For the future, Layo acknowledges, “My long-term plans put a big focus on my factory because I have complete control over it. I’d like to grow to about 100 units per month; today it’s 20. We deal with the bigger manufacturers because of the volume of business we do, and their main suppliers have already started building machines to meet our manufacturing needs for North America. So, even though they build and design the machines, we can now give them the specifications, and we’ve done that with a couple of models. These are large factories I’m buying from in Taiwan and China – they’re letting us have input into the manufacturing specifications that we want because we have a strong enough buying position. My goal is to increase that, substantially, over the next three to four years, which increases our buying power and profitability in North America.”
Currently, Dynamic International sells an average of 800 to 900 units per year and the percentage of their own manufacturing is low at 20 percent. In five years, the goal is to have that at 80 percent; increasing the number of units to 1,600 – 2,000, and at that point, hopefully, up to the 1,200 unit range (200 per month) that they’re building themselves.

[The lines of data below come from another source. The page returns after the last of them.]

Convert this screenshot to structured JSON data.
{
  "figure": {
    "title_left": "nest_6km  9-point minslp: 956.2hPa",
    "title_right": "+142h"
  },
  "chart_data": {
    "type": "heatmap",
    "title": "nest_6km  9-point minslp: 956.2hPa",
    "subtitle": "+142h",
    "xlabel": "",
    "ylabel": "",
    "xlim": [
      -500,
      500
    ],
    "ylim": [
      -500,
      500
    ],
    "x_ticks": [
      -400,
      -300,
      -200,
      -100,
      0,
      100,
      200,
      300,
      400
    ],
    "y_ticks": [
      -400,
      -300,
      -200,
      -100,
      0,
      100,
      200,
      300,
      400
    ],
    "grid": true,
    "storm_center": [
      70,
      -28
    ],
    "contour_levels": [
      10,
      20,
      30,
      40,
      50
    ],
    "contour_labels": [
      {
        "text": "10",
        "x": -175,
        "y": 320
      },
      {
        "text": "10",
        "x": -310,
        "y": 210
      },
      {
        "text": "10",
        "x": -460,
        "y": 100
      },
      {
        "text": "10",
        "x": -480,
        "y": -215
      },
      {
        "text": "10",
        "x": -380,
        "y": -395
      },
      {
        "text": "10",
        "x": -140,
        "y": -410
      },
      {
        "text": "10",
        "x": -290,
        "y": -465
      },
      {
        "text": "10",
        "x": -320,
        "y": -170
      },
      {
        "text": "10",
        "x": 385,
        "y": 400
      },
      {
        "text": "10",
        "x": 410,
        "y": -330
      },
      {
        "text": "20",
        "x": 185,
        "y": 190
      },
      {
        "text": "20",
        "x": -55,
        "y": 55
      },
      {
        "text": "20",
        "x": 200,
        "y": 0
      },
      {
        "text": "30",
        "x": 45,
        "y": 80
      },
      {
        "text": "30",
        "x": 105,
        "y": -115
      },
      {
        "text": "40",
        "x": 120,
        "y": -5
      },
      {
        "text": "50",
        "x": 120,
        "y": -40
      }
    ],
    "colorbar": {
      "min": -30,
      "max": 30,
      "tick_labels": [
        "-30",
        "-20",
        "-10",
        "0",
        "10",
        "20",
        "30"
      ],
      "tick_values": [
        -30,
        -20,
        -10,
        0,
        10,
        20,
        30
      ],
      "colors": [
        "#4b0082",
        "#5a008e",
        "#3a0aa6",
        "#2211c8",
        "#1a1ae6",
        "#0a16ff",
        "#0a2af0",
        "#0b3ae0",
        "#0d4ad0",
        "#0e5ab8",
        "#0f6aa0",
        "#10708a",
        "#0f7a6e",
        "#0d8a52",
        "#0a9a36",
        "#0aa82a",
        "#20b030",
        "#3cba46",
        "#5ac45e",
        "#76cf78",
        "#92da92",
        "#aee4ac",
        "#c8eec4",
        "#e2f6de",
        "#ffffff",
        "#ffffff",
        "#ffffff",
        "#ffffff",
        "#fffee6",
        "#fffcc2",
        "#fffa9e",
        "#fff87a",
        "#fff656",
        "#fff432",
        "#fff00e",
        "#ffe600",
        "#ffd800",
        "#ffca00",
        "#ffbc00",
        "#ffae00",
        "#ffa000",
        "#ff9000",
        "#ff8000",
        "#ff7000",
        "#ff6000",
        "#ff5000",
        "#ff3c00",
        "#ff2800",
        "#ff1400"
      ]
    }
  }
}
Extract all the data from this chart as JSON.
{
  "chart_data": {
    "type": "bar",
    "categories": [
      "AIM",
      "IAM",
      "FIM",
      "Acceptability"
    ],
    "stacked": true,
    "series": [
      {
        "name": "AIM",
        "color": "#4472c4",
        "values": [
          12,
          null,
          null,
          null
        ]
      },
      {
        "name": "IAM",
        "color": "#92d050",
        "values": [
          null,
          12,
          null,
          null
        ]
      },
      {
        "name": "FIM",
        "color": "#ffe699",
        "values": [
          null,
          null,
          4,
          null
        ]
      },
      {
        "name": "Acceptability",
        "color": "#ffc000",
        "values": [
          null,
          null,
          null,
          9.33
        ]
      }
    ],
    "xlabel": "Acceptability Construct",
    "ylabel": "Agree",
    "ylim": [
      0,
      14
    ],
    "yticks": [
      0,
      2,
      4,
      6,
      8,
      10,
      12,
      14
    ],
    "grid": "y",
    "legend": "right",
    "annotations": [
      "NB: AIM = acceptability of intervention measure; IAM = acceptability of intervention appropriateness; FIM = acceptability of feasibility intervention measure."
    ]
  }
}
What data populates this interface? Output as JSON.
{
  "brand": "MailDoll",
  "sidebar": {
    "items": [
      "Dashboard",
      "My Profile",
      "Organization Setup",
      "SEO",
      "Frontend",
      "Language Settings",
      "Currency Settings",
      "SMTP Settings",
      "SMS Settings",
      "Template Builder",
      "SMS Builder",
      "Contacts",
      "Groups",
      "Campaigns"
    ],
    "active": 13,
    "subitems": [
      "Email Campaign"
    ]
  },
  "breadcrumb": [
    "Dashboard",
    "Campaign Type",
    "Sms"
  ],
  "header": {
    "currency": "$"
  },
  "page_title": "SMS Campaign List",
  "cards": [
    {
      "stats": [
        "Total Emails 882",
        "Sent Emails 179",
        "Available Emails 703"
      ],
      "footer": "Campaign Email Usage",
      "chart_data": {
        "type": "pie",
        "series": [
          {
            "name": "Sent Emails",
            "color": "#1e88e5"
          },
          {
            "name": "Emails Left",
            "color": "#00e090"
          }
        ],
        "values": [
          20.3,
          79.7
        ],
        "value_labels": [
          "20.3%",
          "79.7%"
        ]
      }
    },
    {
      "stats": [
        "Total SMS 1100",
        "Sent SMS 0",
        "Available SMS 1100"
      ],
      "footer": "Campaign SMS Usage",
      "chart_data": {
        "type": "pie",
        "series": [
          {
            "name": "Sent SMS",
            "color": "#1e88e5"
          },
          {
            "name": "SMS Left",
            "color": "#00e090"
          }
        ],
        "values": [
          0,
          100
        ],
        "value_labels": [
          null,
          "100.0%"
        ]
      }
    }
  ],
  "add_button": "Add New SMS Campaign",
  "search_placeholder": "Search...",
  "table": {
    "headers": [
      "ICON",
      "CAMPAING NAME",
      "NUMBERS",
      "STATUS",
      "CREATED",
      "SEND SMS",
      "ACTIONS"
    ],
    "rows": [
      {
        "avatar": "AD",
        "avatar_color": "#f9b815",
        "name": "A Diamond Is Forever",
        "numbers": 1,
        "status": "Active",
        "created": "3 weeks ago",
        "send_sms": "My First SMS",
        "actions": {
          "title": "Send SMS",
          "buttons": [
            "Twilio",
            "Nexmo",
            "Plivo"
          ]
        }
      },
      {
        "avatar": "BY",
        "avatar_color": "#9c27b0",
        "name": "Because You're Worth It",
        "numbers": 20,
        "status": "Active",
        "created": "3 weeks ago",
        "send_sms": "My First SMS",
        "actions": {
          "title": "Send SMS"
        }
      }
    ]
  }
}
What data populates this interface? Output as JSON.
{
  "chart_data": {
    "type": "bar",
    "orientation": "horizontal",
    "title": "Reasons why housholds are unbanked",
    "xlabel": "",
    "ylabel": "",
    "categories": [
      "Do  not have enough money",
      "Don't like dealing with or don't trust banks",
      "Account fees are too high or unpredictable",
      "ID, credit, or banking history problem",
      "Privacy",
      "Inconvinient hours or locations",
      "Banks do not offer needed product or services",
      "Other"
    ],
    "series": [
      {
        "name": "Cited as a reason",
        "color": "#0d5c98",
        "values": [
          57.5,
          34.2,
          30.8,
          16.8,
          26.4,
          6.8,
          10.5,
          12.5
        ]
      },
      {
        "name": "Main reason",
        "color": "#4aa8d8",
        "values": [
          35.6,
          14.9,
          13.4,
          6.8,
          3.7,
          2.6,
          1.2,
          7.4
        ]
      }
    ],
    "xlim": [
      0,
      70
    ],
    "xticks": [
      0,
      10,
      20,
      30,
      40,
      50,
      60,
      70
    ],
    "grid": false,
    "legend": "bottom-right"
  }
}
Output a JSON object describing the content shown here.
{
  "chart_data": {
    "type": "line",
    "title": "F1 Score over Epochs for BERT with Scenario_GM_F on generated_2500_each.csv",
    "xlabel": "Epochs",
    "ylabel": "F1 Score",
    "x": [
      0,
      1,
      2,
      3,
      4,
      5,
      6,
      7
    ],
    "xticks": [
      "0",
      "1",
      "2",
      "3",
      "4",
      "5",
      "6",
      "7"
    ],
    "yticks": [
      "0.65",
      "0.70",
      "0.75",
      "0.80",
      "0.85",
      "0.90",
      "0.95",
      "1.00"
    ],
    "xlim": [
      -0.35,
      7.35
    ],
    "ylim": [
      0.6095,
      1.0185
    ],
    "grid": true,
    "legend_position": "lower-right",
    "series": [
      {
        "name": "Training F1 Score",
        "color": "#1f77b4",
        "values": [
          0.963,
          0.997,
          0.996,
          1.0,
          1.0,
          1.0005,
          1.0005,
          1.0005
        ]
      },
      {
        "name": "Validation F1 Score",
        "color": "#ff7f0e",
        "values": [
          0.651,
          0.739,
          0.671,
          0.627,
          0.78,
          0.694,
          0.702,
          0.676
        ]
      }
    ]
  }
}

Layo is pleased with his company’s business model, the success they’ve achieved and the unlimited growth potential. In summation, he states, “Of all the importers in North America today, there is nobody else manufacturing machines that owns a company outside of North America. We’re doing it, ourselves, in our Korean factory under the name Smart Machine Tool. I’m still the sole owner of Dynamic International; the business is family-owned, most of the other larger importers when they get to the $100 million in sales range have gone to multiple owners and investment groups, but I’m proud to say that we haven’t and we’re succeeding well. The key to success is knowledge and staying agile.”